Together, these automated tasks offer analysts fast indications of which incidents are the highest priority and need further investigation. This is a drastic improvement compared to legacy systems where analysts are constantly checking and rechecking incidents, investigating redundancies and manually piecing together events.
Automated investigation, when in conjunction with manual search practices, can lead to more real incidents investigated, triaged and understood with more accuracy.
Response: Act quickly and confidently
Once a threat is identified, the obvious next step would be to respond to it. As mentioned earlier, SOARs do a good job with automating the response phase with known threats.
The efficiency of this automation, however, relies heavily on data that is provided by other sources, i.e. when earlier phases of the SOC workflow can deliver usable and reliable outputs that can be sent to a response software.
Integrating more accurate data that has been normalized and investigated by expertly engineered automation makes response tools much more reliable and effective.
Obviously, not all responses can be automated as attackers continue to evolve their methods. In many instances, it's necessary for analysts to investigate incidents thoroughly and enact responses manually.
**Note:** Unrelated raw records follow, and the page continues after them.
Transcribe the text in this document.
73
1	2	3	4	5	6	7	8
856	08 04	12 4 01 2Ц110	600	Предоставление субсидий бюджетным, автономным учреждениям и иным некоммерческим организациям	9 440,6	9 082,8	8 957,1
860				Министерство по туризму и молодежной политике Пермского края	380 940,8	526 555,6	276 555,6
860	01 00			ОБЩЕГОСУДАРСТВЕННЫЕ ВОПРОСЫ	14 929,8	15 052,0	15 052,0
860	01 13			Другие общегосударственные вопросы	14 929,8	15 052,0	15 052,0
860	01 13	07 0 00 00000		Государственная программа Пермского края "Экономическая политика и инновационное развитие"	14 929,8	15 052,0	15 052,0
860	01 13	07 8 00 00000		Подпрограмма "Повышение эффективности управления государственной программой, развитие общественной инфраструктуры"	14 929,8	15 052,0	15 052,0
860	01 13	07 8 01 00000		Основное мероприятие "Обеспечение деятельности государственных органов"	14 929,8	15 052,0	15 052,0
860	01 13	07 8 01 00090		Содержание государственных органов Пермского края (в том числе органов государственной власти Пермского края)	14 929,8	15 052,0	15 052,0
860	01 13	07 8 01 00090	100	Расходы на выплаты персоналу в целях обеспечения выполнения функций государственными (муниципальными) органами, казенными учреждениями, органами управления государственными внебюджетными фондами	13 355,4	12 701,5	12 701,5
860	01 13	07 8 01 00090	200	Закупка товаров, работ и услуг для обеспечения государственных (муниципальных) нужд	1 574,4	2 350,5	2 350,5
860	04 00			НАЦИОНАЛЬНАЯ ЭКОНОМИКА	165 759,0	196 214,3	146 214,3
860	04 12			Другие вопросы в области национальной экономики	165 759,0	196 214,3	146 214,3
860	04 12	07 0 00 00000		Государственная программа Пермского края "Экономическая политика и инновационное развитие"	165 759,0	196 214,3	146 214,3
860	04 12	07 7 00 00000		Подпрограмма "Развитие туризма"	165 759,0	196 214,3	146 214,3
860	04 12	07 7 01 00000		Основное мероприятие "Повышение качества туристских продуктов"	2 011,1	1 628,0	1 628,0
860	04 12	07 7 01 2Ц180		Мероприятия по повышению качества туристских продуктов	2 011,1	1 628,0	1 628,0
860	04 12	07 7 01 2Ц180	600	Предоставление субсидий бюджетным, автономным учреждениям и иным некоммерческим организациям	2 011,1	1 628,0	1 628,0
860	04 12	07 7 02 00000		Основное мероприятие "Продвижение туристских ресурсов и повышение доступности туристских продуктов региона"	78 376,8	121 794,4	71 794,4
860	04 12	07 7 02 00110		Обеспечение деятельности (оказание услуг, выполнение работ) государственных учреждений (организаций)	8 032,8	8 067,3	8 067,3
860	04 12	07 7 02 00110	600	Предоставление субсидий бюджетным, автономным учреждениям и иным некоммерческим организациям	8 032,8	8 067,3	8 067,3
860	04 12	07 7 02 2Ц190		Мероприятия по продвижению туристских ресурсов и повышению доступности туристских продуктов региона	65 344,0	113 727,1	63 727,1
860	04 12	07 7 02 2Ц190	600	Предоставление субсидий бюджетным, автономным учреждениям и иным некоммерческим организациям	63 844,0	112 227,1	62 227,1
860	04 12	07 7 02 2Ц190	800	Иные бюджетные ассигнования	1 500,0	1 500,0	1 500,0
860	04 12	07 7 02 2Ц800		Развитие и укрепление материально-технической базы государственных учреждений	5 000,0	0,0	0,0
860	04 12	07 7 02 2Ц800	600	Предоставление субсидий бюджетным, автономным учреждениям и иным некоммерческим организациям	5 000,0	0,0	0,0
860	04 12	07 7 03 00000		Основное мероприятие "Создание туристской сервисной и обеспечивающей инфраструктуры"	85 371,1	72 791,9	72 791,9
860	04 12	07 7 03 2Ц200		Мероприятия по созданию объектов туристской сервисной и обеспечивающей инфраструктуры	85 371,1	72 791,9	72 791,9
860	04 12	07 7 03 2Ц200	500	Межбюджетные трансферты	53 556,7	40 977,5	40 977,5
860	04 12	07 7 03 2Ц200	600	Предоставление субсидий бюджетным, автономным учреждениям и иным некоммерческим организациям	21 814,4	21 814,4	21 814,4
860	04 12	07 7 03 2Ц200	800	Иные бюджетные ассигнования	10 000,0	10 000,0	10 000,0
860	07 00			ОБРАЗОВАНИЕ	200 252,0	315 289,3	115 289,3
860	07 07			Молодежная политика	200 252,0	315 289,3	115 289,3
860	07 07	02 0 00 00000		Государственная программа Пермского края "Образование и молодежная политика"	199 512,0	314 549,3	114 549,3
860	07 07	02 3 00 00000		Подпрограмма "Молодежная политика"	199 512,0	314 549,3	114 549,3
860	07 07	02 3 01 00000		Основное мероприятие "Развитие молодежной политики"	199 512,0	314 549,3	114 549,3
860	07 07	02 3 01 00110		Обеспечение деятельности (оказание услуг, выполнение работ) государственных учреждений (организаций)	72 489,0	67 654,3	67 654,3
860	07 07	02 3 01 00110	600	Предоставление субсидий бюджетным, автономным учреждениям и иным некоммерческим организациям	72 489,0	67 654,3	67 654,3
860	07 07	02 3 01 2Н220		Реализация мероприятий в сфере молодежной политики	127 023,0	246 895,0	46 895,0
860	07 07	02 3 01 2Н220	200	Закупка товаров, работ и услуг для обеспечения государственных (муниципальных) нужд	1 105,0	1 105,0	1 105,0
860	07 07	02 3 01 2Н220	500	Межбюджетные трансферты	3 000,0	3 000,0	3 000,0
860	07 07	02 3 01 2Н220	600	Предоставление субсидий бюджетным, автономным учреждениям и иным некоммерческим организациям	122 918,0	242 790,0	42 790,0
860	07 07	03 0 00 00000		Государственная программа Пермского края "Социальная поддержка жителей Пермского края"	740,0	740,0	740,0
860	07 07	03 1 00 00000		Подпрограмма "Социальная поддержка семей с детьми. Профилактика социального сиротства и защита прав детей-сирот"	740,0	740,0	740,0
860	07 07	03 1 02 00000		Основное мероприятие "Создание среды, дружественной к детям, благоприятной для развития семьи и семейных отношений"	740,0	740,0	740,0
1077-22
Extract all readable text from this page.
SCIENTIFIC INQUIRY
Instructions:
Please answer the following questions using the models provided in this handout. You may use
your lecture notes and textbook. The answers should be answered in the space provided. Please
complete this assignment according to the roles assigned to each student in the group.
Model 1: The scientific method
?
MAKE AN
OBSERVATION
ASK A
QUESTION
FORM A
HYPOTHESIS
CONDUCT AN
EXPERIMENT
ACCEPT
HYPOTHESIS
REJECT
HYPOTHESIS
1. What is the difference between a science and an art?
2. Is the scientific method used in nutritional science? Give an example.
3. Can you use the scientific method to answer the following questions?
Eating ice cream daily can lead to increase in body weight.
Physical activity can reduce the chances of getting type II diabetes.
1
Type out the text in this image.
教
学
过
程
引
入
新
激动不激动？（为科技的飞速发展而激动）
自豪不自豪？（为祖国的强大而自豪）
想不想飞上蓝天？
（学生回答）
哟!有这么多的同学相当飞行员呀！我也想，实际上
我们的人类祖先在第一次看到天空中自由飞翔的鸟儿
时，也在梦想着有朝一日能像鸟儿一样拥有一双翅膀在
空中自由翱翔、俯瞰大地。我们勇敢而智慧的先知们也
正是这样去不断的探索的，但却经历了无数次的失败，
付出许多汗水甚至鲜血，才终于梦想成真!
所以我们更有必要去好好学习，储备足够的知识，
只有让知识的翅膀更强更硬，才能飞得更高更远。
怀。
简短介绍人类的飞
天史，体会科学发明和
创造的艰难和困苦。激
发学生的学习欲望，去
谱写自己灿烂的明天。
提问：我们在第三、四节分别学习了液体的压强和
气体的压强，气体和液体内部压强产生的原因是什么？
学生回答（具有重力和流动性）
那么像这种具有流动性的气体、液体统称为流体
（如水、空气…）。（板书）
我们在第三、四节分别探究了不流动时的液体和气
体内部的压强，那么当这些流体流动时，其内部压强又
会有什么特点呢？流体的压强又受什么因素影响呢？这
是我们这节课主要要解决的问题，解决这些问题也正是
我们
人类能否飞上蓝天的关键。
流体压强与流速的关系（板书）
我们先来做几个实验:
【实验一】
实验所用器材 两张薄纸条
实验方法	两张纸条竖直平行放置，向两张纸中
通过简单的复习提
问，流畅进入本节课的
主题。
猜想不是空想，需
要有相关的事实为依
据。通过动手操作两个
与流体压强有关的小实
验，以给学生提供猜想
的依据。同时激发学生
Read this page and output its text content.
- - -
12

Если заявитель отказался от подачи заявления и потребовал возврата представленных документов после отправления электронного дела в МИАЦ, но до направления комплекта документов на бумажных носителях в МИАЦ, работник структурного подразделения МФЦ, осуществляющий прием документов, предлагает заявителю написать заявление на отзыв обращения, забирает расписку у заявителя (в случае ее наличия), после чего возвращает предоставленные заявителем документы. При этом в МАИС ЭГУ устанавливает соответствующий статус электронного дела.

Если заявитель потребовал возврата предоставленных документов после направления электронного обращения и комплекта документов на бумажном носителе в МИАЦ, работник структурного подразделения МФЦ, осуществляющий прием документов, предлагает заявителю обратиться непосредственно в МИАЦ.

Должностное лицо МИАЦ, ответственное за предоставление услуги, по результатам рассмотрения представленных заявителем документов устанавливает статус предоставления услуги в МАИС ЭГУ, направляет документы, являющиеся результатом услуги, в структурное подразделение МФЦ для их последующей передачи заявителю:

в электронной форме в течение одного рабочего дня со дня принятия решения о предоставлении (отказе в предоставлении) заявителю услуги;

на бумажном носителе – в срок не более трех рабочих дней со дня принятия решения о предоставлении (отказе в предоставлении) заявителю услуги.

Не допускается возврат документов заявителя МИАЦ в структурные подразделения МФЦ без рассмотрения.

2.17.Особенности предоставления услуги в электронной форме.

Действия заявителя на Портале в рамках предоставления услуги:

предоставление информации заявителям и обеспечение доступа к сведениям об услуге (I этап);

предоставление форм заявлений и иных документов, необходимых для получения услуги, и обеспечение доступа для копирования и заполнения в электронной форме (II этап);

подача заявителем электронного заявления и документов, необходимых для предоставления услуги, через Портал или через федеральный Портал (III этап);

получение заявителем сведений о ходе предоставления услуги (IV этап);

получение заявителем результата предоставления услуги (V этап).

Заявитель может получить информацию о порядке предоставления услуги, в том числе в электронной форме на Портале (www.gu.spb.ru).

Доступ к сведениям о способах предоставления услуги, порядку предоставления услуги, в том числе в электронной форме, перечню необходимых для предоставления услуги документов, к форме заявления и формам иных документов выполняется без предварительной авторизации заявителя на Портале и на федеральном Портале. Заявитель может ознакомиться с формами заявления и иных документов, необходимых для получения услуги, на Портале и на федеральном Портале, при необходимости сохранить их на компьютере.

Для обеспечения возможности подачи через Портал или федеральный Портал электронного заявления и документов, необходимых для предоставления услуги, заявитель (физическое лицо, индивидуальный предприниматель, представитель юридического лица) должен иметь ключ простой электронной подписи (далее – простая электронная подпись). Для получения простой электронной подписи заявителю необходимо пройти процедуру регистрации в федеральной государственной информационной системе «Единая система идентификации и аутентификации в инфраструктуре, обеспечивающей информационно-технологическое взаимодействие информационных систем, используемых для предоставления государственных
But like the other phases of the workflow, the more that these tasks can be automated, the more security teams will be freed up to address more complex attacks.
So, why aren't more companies using automation?
Many teams know that automation will increase their productivity, but changing processes and software is often difficult for several reasons:
- Replacing legacy software is time consuming, expensive and potentially risky
- Getting stakeholder approval for major implementations is challenging and slow
- Educating analysts on using new software takes time and resources
- Ever-evolving attack techniques keep security teams occupied with the "here and now"
These blockers piled on top of extreme personnel shortages can make the task seem daunting.
But, as automation continues to take center stage, the industry will continue to see significant reductions in total cost of ownership (TCO), mean time to detection/response (MTTD/MTTR), analyst burnout and CISO frustration.
SOC Platforms to the rescue
When several pieces of the SOC workflow are combined and automated, the weight and pressure of the normal workload begin to dissolve. Analysts will start to be able to wave goodbye to spending long hours bouncing from tool to tool, chasing false positives or simply maintaining traditional SIEM solutions.
The new generation of SOC platforms have a lot to offer, at every stage of the SOC workflow. Having been born in the cloud, SOC platforms are able to utilize modern data architectures to more easily develop additional features and enhancements. This, along with the advantage of being able to ingest all security data at a fraction of the cost of legacy tools, has resulted in a trend towards increased automation embedded in them.
A sample Auto-Investigation summary on the Hunters SOC Platform showing the key entities of an alert generated after a user logged in to the Okta web console from an unmonitored device without an active EDR agent, as well as the Risk Score associated with it |
An example of that can be the investigation of threats: this is known by most analysts to be a tedious, manual task, involving sorting through endless false positives. But today's SOC platforms have introduced automation, significantly improving the investigation process. Improvements like automated cross-source correlation, ML models, and built-in data interrogation queries have emerged to help analysts through the repetitive and most laborious threat investigation tasks.
Now is the time to start leveraging automation as it continues to change the industry. Teams not actively adopting these innovations will find themselves behind the curve, potentially leaving their organizations vulnerable and their personnel overwhelmed.